Luxury brands to force local retailers out of prime sites
A sensible pair of shoes or basic household items may become increasingly hard to find in Hong Kong's prime retail districts as wall-to-wall luxury brands force out local retailers.
Property consultants say home-grown retailers are being driven out of Hong Kong's prime shopping districts by big- and mid-range luxury brands which are rapidly building up their presences in the city.
Lured to Hong Kong by the acceleration in local retail sales and the growing number of wealthy mainland shoppers who visit the city, overseas and larger domestic retailers are bidding aggressively for prime locations within which to expand their retail footprint.
Since new supply is limited, less competitive players are being forced to move to suburban shopping centres where rents are lower.

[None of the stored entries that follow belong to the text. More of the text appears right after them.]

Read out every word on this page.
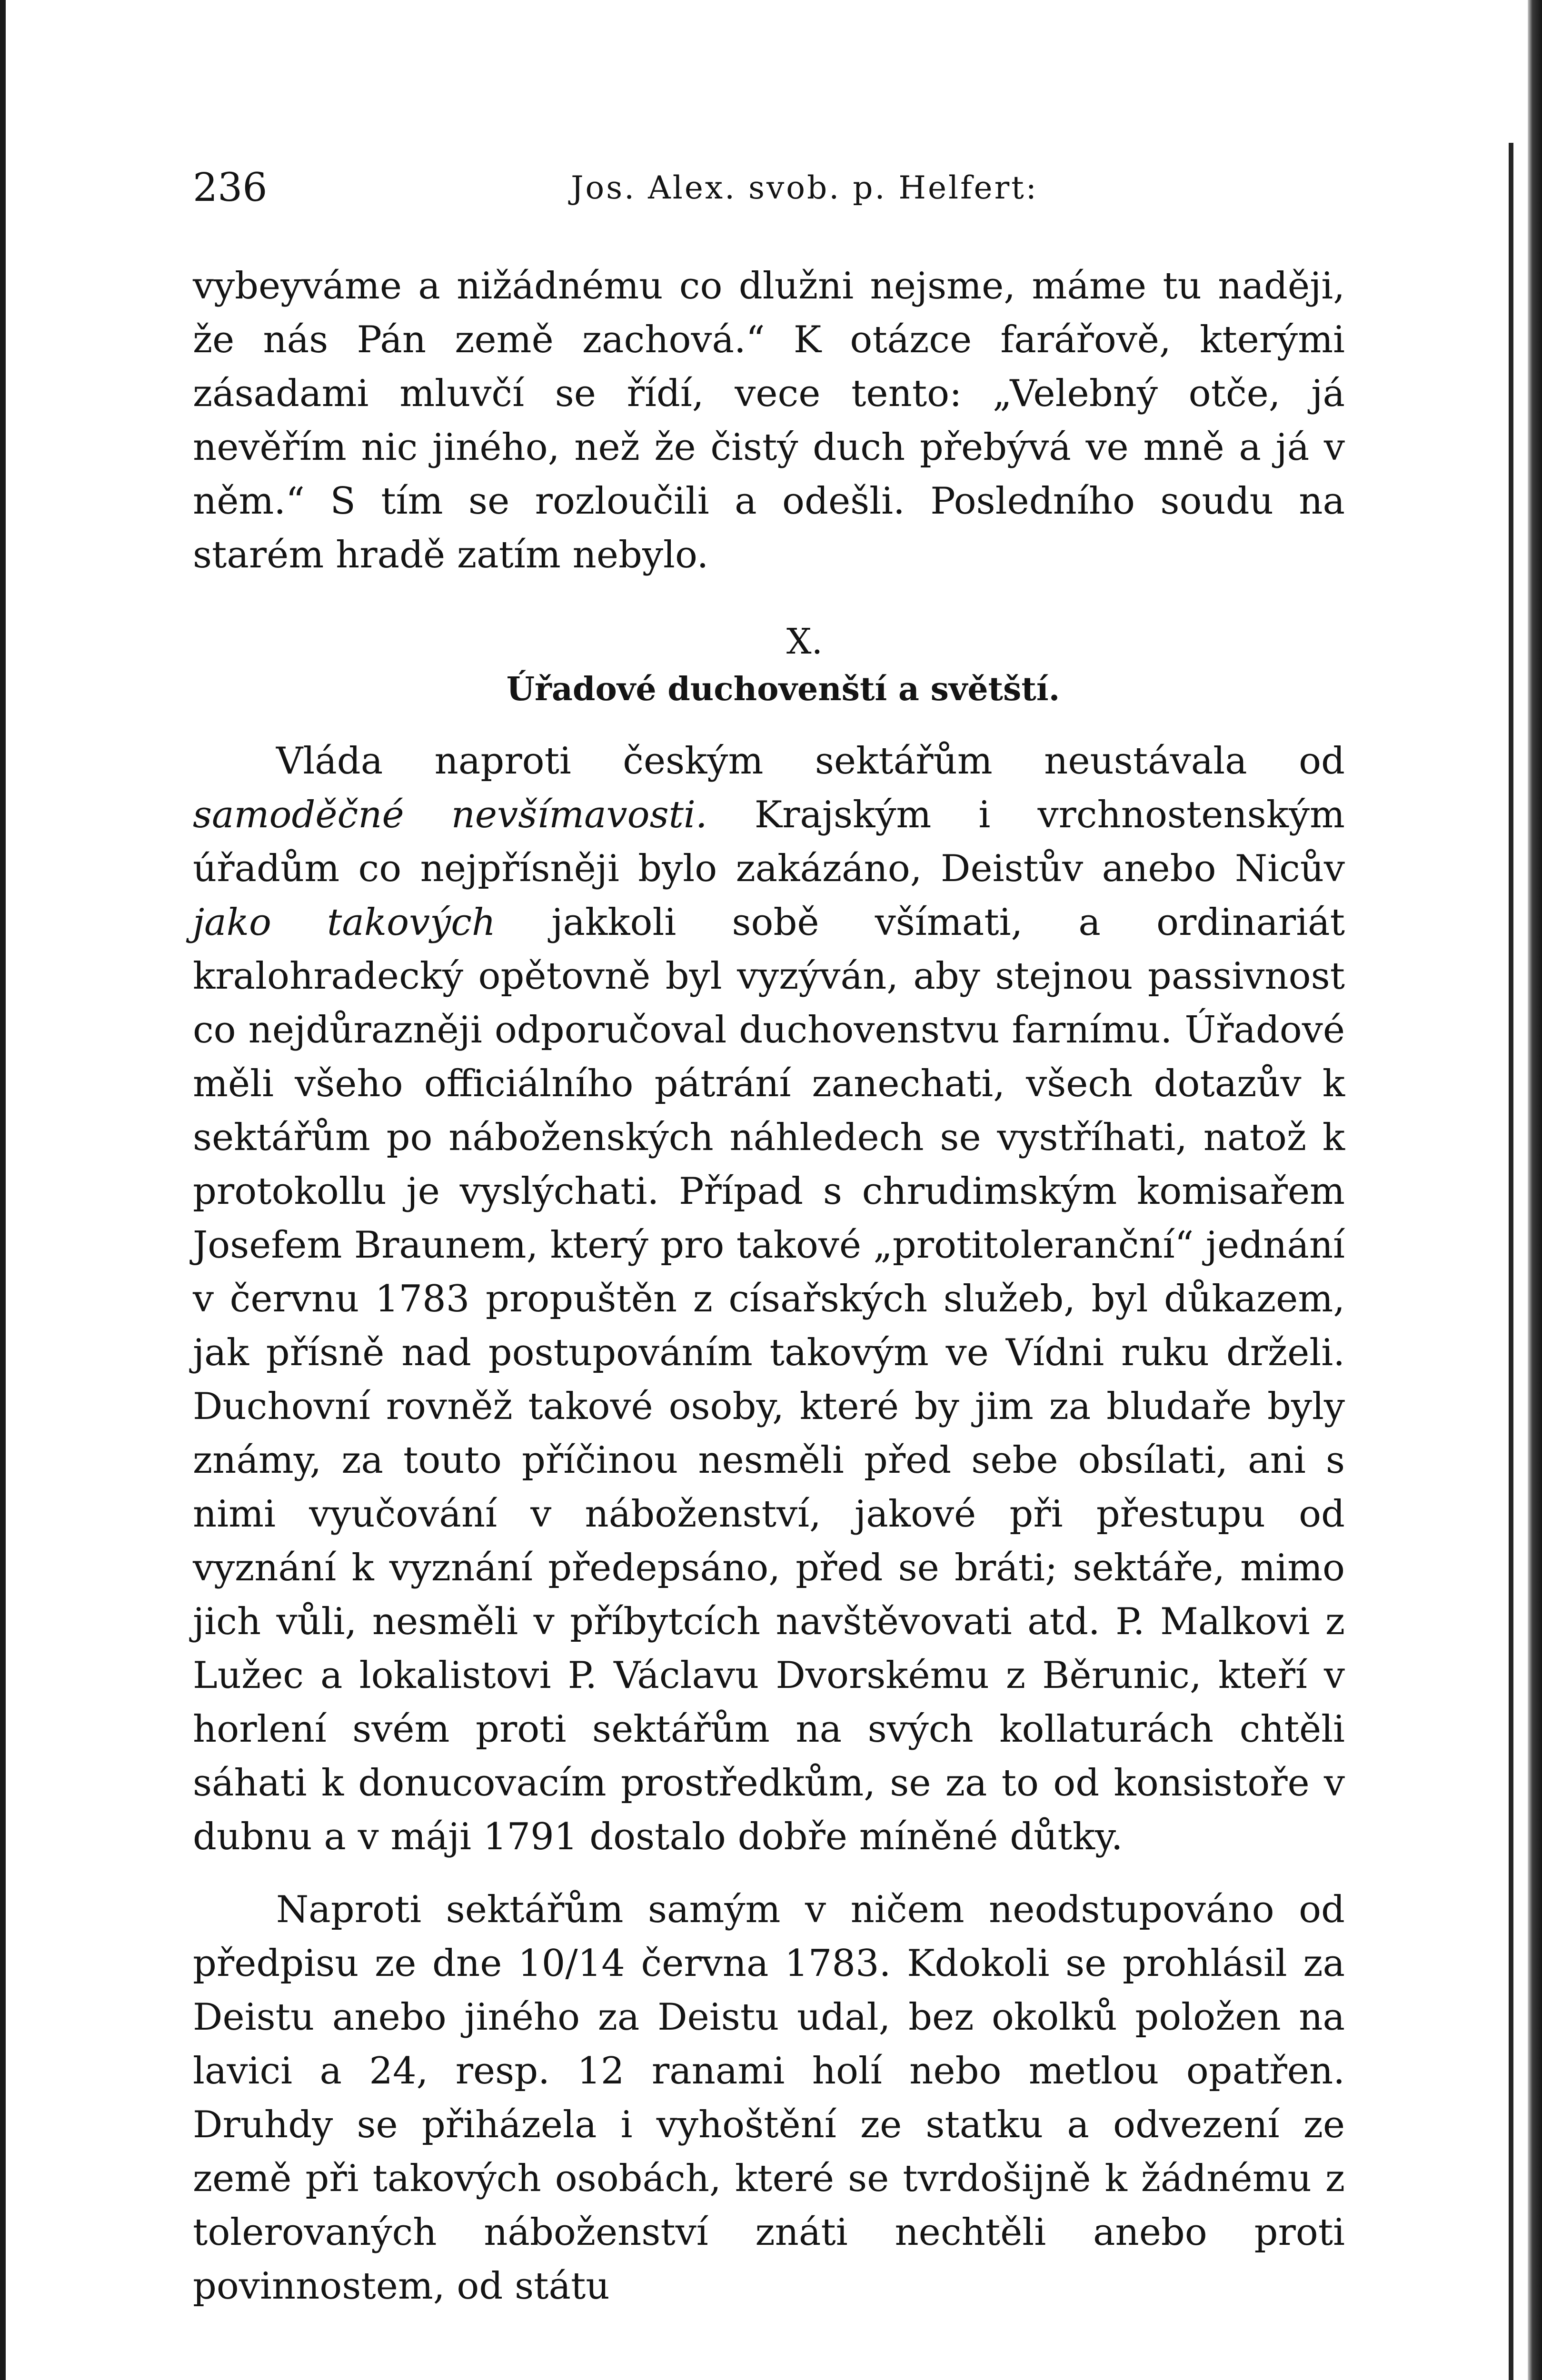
236	Jos. Alex. svob. p. Helfert:

vybeyváme a nižádnému co dlužni nejsme, máme tu naději, že nás Pán země zachová.“ K otázce farářově, kterými zásadami mluvčí se řídí, vece tento: „Velebný otče, já nevěřím nic jiného, než že čistý duch přebývá ve mně a já v něm.“ S tím se rozloučili a odešli. Posledního soudu na starém hradě zatím nebylo.

X.
Úřadové duchovenští a světští.

Vláda naproti českým sektářům neustávala od samoděčné nevšímavosti. Krajským i vrchnostenským úřadům co nejpřísněji bylo zakázáno, Deistův anebo Nicův jako takových jakkoli sobě všímati, a ordinariát kralohradecký opětovně byl vyzýván, aby stejnou passivnost co nejdůrazněji odporučoval duchovenstvu farnímu. Úřadové měli všeho officiálního pátrání zanechati, všech dotazův k sektářům po náboženských náhledech se vystříhati, natož k protokollu je vyslýchati. Případ s chrudimským komisařem Josefem Braunem, který pro takové „protitoleranční“ jednání v červnu 1783 propuštěn z císařských služeb, byl důkazem, jak přísně nad postupováním takovým ve Vídni ruku drželi. Duchovní rovněž takové osoby, které by jim za bludaře byly známy, za touto příčinou nesměli před sebe obsílati, ani s nimi vyučování v náboženství, jakové při přestupu od vyznání k vyznání předepsáno, před se bráti; sektáře, mimo jich vůli, nesměli v příbytcích navštěvovati atd. P. Malkovi z Lužec a lokalistovi P. Václavu Dvorskému z Běrunic, kteří v horlení svém proti sektářům na svých kollaturách chtěli sáhati k donucovacím prostředkům, se za to od konsistoře v dubnu a v máji 1791 dostalo dobře míněné důtky.

Naproti sektářům samým v ničem neodstupováno od předpisu ze dne 10/14 června 1783. Kdokoli se prohlásil za Deistu anebo jiného za Deistu udal, bez okolků položen na lavici a 24, resp. 12 ranami holí nebo metlou opatřen. Druhdy se přiházela i vyhoštění ze statku a odvezení ze země při takových osobách, které se tvrdošijně k žádnému z tolerovaných náboženství znáti nechtěli anebo proti povinnostem, od státu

With their business network and financial ability, big global brands usually outbid local players, said Joe Lin, senior director of retail services for CB Richard Ellis. The result is already visible in the shift in the retail mix in Hong Kong's leading shopping malls and shopping precincts toward international luxury brand retailers.
'So local retailers will disappear from prime shopping districts and they will be forced to move to sub-districts,' Lin said.
Given the city's cosmopolitan image as well as product reliability, Hong Kong has long been attractive to luxury brand retailers. That can be shown in the property consultant's newly released survey.
Hong Kong has maintained its position as the most popular destination for luxury retailers, with 84 per cent of the luxury brands covered in the 2011 edition of CBRE's 'How Global is the Business of Retail?' present in the city.
CBRE's annual survey - now in its fourth year - mapped the global footprint of 323 of the world's top retailers across more than 200 cities to identify trends in global retail expansion at national and local levels. Hong Kong has ranked number one in the past four years in terms of having the highest percentage of global brands present in the city.
'Hong Kong's ranking reflects the continuing love affair that local residents and increasingly visitors from mainland China have with luxury fashion,' said Nick Axford, head of Asia Pacific research for CBRE.
Hong Kong's retail sales have been driven higher by the improving domestic environment and the robust economic growth on the mainland. More than 22 million mainland tourists visited Hong Kong last year, accounting for 63 per cent of the total number of visitor arrivals.
Apart from luxury brands, there is a new wave of mid-ranged international brands coming to Hong Kong, a new source of pressure to drive local players out of the prime shopping areas.
'Rental is not their major concern. Because of the Hong Kong currency, international brands are willing to pay the rising rents in Hong Kong. It is limited space that is the issue,' Lin said.
Lin recently introduced some mid-ranged global brands to landlords of Hong Kong's major shopping arcades. But even though the clients were interested in having a local presence, they could not find space at the time.
When will home-grown retailers be totally extinguished from prime shopping precincts?
Helen Mak Hoi-lun, director of retail services at Colliers International, said there was no easy answer to that question.
'But the trend is under way. We have seen some home-grown fashion retailers such as G2000 facing mounting competition from international brands such as Zara and H&M,' Mak said.
'I recently brought one international retailer to visit the major shopping malls. They were curious to know why most of the shops were global brands,' she said.
Other examples of local retailers being forced out of prime shopping areas include US-based fast fashion retailer FOREVER 21 taking up space formerly occupied by local brand Giordano in Capitol Centre in Causeway Bay, and German luxury goods brand MCM taking over space previously occupied in Entertainment Building by another local clothing brand, Episode.
But some home-retailers that offer iconic cultural merchandise, such as Kee Wah Bakery that sells traditional bakery products such as mooncakes and bridal pastries, may be more difficult to dislodge from their premises, Mak said.
Both Lin and Mak believe that the trend will nonetheless continue in the wake of the continued growing retail sales and rising mainland shoppers.